L’œuvre d’Alberto Moravia, qui comporte beaucoup de « drames en appartement » selon son expression quelque peu moqueuse, recèle plus particulièrement de ces descriptions d’intérieur. On aura remarqué dans le film « Le mépris », l’importance de l’appartement design du couple Bardot/Picouli puis ensuite de l’opulente demeure (la villa Malaparte) du producteur bling bling. Dans le roman, c’est aussi le cas bien sûr mais leur style et aspect ne sont pas forcément détaillés. Tout au plus sait-on que l’appartement, entre autres cause du malheur du scénariste, est moderne et surtout onéreux ! La circulation des personnages entre les pièces et le mobilier est en revanche très précise, presque chorégraphiée, ce que l’on retrouve dans le film.
Mais c’est plutôt dans son premier roman « Les indifférents », qui se déroule lui aussi dans une grande villa cossue -mais désargentée- du quartier résidentiel (de Rome imagine-t-on), maison qui est à vendre d’ailleurs et fait l’objet de convoitises (mal intentionnées !), qu’une plus grande attention est portée aux décors, en particulier les chambres où règne toujours une sensualité sous-jaçente :

La chambre de Carla : « Cette chambre, par bien des aspects, semblait celle d’une petite fille de 3 ou 4 ans. Les meubles étaient blancs, bas, hygiéniques ; les murs blancs à décor d’azur ; une rangée de poupées aux membres tordus, aux yeux révulsés s’alignaient sur un petit canapé devant la fenêtre.
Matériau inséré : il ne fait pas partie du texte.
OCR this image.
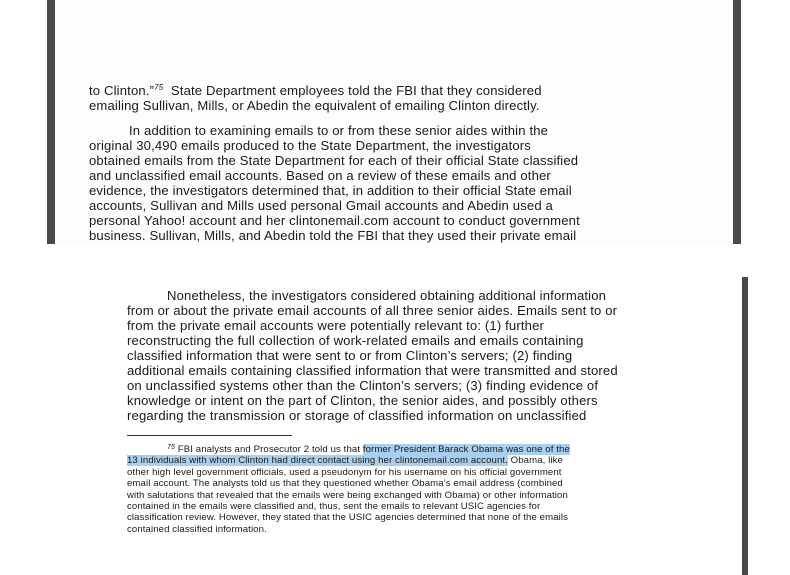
to Clinton.”$^{75}$  State Department employees told the FBI that they considered
emailing Sullivan, Mills, or Abedin the equivalent of emailing Clinton directly.

In addition to examining emails to or from these senior aides within the
original 30,490 emails produced to the State Department, the investigators
obtained emails from the State Department for each of their official State classified
and unclassified email accounts. Based on a review of these emails and other
evidence, the investigators determined that, in addition to their official State email
accounts, Sullivan and Mills used personal Gmail accounts and Abedin used a
personal Yahoo! account and her clintonemail.com account to conduct government
business. Sullivan, Mills, and Abedin told the FBI that they used their private email

Nonetheless, the investigators considered obtaining additional information
from or about the private email accounts of all three senior aides. Emails sent to or
from the private email accounts were potentially relevant to: (1) further
reconstructing the full collection of work-related emails and emails containing
classified information that were sent to or from Clinton’s servers; (2) finding
additional emails containing classified information that were transmitted and stored
on unclassified systems other than the Clinton’s servers; (3) finding evidence of
knowledge or intent on the part of Clinton, the senior aides, and possibly others
regarding the transmission or storage of classified information on unclassified

$^{75}$ FBI analysts and Prosecutor 2 told us that former President Barack Obama was one of the
13 individuals with whom Clinton had direct contact using her clintonemail.com account. Obama, like
other high level government officials, used a pseudonym for his username on his official government
email account. The analysts told us that they questioned whether Obama’s email address (combined
with salutations that revealed that the emails were being exchanged with Obama) or other information
contained in the emails were classified and, thus, sent the emails to relevant USIC agencies for
classification review. However, they stated that the USIC agencies determined that none of the emails
contained classified information.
Le mobilier était celui de son enfance. sa mère, à court d’argent, n’avait jamais pu le remplacer par un autre plus adapté à son âge. (…) Ainsi Carla avait grandi dans le cadre de ses années les plus lointaines. Pourtant la pièce n’était plus comme alors, enfantine et nue. Chaque âge y avait laissé sa trace, bibelots et chiffons, en sorte qu’elle était encombrée, commode et intime, mais d’une intimité ambiguë : tantôt celle d’une femme (à ne voir, par exemple, que la coiffeuse chargée de parfums, de poudres, de pommades, de fards, ou ces deux larges jarretières roses suspendues près de la glace), tantôt celle d’une petite fille. Un mol désordre, tout féminin, fait de vêtements jetés sur les chaises, de flacons ouverts et de souliers épars, compliquait l’équivoque.
(…) Carla était assise sur son lit, dans sa chambre, la lumière était allumée, chaque chose était à sa place, comme les autres soirs, voila tout… Elle commença à se déshabiller, ôta ses souliers, sa robe, ses bas. Gestes de l’habitude, actes inconscients qui ne l’empêchaient pas de porter des regards furtifs autour d’elle, tantôt sur la têt hirsute d’une poupée, tantôt sur le portemanteau chargée de robes, sur la toilette, sur la lampe… Et cette lumière, qui n’était pareille à aucune autre, tranquille, familière, cette lumière, qui à force de les éclairer, semblait faire corps avec les objets eux-mêmes et qui, avec la fenêtre bien close et voilée de rideaux blancs, donnait un sentiment agréable et légèrement inquiétant de sécurité.
 »

La chambre de Lisa, autre personnage féminin, amie de la mère, femme dissolue et divorcée aux tendances cougar est assez symptomatique également : « Elle s’éveilla avec difficulté et regarda autour d’elle : une légère et poudreuse obscurité, trouée de mille traits de lumière, emplissait la chambre ; dans cette ombre on devinait, muets et morts, les vieux meubles, les miroirs silencieux, les habits suspendus et cette machine obscure (…) Elle quitta la fenêtre, fit machinalement quelques pas dans la chambre encombrée. Le grand lit matrimonial, le grand lit de noces foncé et vulgaire tout plein de la blancheur des draps défaits, tenait à lui seul beaucoup de place, et il était si près de la fenêtre rectangulaire que souvent, dans les nuits d’hiver, elle prenait un grand plaisir, étendue sous les couvertures chaudes, à voir là, à un mètre de distance, le flot de la pluie tomber de la vaste nuit torrentielle et heurter les vitres. Outre le lit, il y avait deux grandes armoires du même bois casanier et malodorant, avec d’immenses glaces jaunies. »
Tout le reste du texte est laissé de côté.